Conclusions. The dissertation's findings suggest that variant alleles of GSTM1 modulate the risk associated with lung cancer and that smokers with at least one variant allele (+/0 or 0/0 genotype) may be more susceptible to lung cancer risk compared to individuals with two copies of the functional alleles. The measures of association found by this dissertation research were within the magnitude and protective direction as those previously reported from prospective cohort studies. Coupled with the pooled associations observed from our meta-analysis of these studies, the accumulating evidence suggests that higher intake of isothiocyanates may be weakly protective against lung cancer, above and beyond the confounding effects of cigarette smoking. The protection conferred by isothiocyanates may be more pronounced among current smokers and individuals with homozygous alleles of GSTM1.
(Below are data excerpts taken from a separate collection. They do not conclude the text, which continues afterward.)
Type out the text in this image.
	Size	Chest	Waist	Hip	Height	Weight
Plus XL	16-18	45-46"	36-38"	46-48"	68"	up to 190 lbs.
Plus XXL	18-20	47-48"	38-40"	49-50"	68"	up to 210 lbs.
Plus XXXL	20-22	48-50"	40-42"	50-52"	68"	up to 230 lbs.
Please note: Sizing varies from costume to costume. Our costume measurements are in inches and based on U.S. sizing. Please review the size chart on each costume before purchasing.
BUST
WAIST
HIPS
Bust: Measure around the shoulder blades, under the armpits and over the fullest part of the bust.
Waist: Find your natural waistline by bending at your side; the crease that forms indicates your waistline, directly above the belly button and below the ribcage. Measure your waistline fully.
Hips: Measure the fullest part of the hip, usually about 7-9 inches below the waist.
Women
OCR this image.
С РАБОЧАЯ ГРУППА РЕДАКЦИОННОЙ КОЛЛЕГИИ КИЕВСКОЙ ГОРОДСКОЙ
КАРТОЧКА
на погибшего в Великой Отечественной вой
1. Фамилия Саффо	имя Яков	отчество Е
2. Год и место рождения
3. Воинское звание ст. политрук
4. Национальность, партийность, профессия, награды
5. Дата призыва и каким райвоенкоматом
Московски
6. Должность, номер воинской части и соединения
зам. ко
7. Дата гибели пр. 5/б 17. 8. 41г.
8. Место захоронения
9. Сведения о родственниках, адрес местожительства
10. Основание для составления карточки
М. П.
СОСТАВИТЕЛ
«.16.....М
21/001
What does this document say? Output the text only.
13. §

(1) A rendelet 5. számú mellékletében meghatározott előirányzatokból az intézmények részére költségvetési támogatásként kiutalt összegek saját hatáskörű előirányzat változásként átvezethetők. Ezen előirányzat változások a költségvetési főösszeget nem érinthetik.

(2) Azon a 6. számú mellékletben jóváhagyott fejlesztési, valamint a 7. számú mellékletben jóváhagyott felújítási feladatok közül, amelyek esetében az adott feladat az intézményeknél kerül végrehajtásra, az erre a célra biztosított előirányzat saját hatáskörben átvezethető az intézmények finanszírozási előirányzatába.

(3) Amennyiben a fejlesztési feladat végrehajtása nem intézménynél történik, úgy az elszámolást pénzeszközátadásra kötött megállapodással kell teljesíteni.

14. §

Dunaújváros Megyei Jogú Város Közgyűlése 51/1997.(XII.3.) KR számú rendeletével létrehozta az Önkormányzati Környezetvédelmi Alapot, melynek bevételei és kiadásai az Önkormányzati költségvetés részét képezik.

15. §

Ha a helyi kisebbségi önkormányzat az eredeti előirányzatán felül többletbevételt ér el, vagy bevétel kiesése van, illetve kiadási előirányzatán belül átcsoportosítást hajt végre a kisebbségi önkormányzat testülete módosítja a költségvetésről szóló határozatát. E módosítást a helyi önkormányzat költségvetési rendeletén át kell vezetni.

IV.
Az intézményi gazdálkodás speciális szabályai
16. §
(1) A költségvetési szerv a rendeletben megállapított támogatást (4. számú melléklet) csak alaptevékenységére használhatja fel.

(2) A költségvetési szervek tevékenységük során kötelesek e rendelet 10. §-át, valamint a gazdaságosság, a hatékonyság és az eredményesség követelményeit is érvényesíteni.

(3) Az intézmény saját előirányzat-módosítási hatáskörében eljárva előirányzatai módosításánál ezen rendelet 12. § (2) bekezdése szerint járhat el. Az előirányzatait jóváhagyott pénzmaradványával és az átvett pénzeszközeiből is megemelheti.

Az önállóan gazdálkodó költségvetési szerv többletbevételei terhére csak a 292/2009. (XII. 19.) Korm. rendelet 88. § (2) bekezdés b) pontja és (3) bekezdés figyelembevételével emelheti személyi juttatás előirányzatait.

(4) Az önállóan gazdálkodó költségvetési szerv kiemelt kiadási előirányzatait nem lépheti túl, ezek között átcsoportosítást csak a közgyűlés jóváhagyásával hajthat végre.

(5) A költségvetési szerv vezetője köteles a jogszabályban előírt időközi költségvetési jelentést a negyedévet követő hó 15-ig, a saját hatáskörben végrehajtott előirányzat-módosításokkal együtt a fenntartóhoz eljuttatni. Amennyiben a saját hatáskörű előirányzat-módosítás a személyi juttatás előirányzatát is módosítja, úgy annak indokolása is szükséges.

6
Future studies with greater statistical precision are needed to provide a more precise characterization of GST genes, isothiocyanates, and their inter-relationship in relation to lung cancer risk before definitive conclusions can be drawn. Clarification of these findings will have significant public health impact. Genetic testing can be used to identify high-risk individuals for more targeted intervention and counseling against cigarette smoking. Higher intake of cruciferous vegetables could be recommended for individuals who are smokers and carriers of variant alleles of GSTM1 to reduce the harmful effects of cigarette smoking and consequently lung cancer burden.